Afficere n'est donc autre chose que donner. Un don qui réveille en l'homme créé pour cela la capacité de s'ouvrir tout entier à lui.

...Conclusion.

Ainsi la qualité unique absolument de l'Esprit créateur rend-elle compte de la qualité unique de cette "conjonction" entre Dieu et l'homme, "conjonction" telle qu'elle est véritablement unité (cf. Première Partie). Le fait que l'Esprit se donne à l'homme sans aucune réserve rend compte aussi de la qualité de l'"échange mutuel" entre Dieu et l'homme, "baiser" dans lequel en toute vérité ils ne cessent de "transfuser l'un dans l'autre leur esprit".

L'unité d'esprit est donc toute dépendante : - de Dieu Trinité ; - de Dieu créateur de l'univers et de l'homme ; - de Dieu qui appelle les hommes qu'il a créés, à l'aimer. Elle est aussi relative à l'homme ; c'est en elle en effet que l'homme reçoit la vie véritable, c'est en elle qu'il réalise, grâce au don de Dieu, ce pour quoi Dieu l'a créé ; c'est en elle que l'homme vit avec Dieu dans une relation renouvelée, qualitativement autre, plus riche, où il naît de nouveau à lui-même.

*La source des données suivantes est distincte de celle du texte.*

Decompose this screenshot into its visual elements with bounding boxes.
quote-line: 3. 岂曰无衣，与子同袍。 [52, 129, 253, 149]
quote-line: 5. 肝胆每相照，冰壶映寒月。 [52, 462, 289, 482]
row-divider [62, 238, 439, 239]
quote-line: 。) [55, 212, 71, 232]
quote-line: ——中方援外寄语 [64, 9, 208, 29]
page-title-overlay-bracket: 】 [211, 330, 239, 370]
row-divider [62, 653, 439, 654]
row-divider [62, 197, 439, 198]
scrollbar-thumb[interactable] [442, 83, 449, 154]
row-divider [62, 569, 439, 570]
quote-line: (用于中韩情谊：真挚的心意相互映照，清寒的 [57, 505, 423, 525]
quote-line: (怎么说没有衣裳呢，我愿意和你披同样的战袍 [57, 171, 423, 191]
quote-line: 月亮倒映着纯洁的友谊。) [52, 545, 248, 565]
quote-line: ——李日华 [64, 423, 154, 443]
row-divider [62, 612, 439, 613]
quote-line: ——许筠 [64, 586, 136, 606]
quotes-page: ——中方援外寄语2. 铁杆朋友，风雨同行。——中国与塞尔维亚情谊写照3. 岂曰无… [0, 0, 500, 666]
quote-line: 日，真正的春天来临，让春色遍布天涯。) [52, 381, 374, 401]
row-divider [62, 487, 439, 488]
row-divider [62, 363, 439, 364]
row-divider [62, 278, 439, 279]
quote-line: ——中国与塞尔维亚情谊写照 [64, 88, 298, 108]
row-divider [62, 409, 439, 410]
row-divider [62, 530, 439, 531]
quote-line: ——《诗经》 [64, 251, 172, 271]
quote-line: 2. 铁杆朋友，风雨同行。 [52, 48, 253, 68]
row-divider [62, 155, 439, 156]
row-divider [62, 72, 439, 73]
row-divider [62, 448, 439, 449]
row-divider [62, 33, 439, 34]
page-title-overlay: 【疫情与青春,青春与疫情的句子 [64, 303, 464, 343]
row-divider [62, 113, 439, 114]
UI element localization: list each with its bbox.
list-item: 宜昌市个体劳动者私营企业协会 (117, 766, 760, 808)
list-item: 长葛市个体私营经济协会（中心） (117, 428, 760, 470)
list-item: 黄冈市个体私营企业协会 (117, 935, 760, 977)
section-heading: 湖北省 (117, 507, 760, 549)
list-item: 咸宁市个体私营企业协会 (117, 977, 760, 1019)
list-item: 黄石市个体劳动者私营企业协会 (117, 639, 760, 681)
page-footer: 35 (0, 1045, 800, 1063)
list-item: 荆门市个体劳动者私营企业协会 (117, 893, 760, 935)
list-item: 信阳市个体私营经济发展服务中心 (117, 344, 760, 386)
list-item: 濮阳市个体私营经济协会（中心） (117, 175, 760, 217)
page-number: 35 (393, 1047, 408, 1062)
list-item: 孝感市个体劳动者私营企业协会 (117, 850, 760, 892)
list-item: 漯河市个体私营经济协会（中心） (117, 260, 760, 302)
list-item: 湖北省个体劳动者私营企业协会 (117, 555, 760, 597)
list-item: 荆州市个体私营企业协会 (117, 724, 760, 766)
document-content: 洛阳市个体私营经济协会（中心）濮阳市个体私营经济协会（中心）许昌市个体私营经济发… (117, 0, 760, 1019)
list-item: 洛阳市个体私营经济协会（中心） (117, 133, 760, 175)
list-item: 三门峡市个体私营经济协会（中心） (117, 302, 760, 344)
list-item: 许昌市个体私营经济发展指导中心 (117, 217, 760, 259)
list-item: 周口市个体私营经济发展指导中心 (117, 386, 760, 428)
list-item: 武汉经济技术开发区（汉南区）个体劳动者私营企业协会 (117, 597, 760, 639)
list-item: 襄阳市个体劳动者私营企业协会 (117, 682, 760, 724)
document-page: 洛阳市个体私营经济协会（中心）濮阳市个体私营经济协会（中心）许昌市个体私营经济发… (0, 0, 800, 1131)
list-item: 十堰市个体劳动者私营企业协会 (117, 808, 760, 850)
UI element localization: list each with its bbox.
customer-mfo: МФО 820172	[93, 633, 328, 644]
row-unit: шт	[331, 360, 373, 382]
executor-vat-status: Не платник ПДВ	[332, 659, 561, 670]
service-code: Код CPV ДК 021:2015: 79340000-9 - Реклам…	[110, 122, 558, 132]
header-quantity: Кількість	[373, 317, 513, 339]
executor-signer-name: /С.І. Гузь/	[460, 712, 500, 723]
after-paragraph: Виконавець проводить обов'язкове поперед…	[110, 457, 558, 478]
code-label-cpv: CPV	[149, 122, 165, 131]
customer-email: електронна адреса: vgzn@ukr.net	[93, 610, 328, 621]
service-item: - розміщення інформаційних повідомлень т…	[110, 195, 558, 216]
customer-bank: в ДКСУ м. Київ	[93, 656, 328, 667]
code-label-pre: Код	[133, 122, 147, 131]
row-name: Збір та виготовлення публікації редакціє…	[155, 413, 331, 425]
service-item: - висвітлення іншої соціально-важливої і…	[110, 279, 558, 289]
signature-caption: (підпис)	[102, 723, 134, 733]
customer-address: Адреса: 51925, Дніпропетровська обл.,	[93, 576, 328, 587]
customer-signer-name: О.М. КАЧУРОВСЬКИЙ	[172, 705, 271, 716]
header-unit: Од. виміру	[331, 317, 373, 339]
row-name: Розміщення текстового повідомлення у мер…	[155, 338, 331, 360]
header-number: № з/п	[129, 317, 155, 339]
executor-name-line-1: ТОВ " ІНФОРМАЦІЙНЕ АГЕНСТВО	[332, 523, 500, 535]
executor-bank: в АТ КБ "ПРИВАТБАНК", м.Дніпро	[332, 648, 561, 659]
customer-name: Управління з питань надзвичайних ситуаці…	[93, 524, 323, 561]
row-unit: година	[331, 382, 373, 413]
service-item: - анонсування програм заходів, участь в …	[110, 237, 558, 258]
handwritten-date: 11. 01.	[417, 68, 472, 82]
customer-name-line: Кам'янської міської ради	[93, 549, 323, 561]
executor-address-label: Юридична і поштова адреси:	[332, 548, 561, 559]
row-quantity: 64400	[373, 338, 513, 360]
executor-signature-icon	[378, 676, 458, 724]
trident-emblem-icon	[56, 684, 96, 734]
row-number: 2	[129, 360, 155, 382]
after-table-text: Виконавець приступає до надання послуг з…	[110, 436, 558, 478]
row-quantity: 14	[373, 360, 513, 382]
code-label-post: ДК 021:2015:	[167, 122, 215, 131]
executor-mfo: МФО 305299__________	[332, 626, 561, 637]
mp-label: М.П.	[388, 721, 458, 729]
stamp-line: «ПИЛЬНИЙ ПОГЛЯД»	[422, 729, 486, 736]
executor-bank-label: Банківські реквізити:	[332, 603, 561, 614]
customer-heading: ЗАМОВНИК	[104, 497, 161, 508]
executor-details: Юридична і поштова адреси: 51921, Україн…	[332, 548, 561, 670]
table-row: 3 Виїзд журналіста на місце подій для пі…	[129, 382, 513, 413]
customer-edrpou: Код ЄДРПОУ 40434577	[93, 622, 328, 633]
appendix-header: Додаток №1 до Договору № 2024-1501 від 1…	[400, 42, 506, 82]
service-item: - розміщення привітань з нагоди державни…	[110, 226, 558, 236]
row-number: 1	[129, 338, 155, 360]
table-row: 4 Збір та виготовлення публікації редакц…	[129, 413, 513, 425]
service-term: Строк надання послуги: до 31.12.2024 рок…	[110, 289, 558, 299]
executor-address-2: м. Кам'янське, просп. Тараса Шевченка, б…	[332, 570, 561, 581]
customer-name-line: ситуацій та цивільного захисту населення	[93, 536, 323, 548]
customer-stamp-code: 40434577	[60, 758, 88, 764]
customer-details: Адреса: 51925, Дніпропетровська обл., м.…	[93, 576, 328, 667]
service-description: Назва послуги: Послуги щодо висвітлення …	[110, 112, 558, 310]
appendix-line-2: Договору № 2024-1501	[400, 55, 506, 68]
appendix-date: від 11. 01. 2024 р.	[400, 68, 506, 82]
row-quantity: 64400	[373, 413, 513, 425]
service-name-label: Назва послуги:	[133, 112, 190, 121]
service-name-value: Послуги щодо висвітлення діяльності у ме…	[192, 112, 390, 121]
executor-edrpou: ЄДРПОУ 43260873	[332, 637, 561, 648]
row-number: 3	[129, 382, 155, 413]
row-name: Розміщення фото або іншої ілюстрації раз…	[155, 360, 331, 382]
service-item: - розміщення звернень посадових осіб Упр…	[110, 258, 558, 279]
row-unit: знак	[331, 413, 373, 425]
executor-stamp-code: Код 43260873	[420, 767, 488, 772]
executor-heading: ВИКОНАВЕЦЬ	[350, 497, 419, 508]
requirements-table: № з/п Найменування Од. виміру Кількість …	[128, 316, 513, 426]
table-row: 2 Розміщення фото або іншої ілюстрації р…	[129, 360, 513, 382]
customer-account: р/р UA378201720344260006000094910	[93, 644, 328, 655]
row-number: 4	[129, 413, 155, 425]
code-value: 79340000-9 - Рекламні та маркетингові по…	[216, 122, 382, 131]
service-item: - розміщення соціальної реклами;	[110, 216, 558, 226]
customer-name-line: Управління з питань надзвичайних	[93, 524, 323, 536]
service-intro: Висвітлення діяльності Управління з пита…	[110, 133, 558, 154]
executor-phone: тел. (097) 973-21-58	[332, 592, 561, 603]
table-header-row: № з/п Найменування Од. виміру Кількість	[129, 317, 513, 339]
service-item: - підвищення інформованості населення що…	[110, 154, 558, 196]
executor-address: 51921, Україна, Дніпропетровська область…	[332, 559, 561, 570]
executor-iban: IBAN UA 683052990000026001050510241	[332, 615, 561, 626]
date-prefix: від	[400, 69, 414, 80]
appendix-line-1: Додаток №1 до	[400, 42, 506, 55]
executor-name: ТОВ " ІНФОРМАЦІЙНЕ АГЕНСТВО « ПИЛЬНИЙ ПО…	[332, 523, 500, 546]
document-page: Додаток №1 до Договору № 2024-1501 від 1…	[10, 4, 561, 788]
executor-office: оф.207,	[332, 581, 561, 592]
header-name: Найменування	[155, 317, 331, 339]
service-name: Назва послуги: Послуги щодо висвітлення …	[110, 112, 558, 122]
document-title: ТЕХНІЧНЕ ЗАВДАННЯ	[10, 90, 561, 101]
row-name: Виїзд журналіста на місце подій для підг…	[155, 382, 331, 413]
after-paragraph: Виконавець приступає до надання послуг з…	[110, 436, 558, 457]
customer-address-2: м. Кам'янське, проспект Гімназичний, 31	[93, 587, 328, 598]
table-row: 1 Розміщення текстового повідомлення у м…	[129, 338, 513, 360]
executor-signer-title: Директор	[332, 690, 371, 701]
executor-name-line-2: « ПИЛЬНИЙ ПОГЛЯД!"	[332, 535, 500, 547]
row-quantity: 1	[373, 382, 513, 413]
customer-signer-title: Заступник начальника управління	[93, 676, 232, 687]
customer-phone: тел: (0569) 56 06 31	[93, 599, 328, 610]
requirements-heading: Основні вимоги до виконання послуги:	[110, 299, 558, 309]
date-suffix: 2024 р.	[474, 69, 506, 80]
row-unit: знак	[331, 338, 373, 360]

1. 1 Cf. Deuxième Partie, Chap. IV.

2. 2 Ce que reprend en quelques mots une des prières de l'Exposé sur le Cantique :

fais en elle qu'elle (l'Épouse) t'aime de toi, ô son amour ; et que toi-même en elle, tu t'aimes d'elle.

Fac in ea ut amet te de te, o amor ejus ; et tu ipse in ipsa, de ipsa ames te (Cant 131 l. 12-13).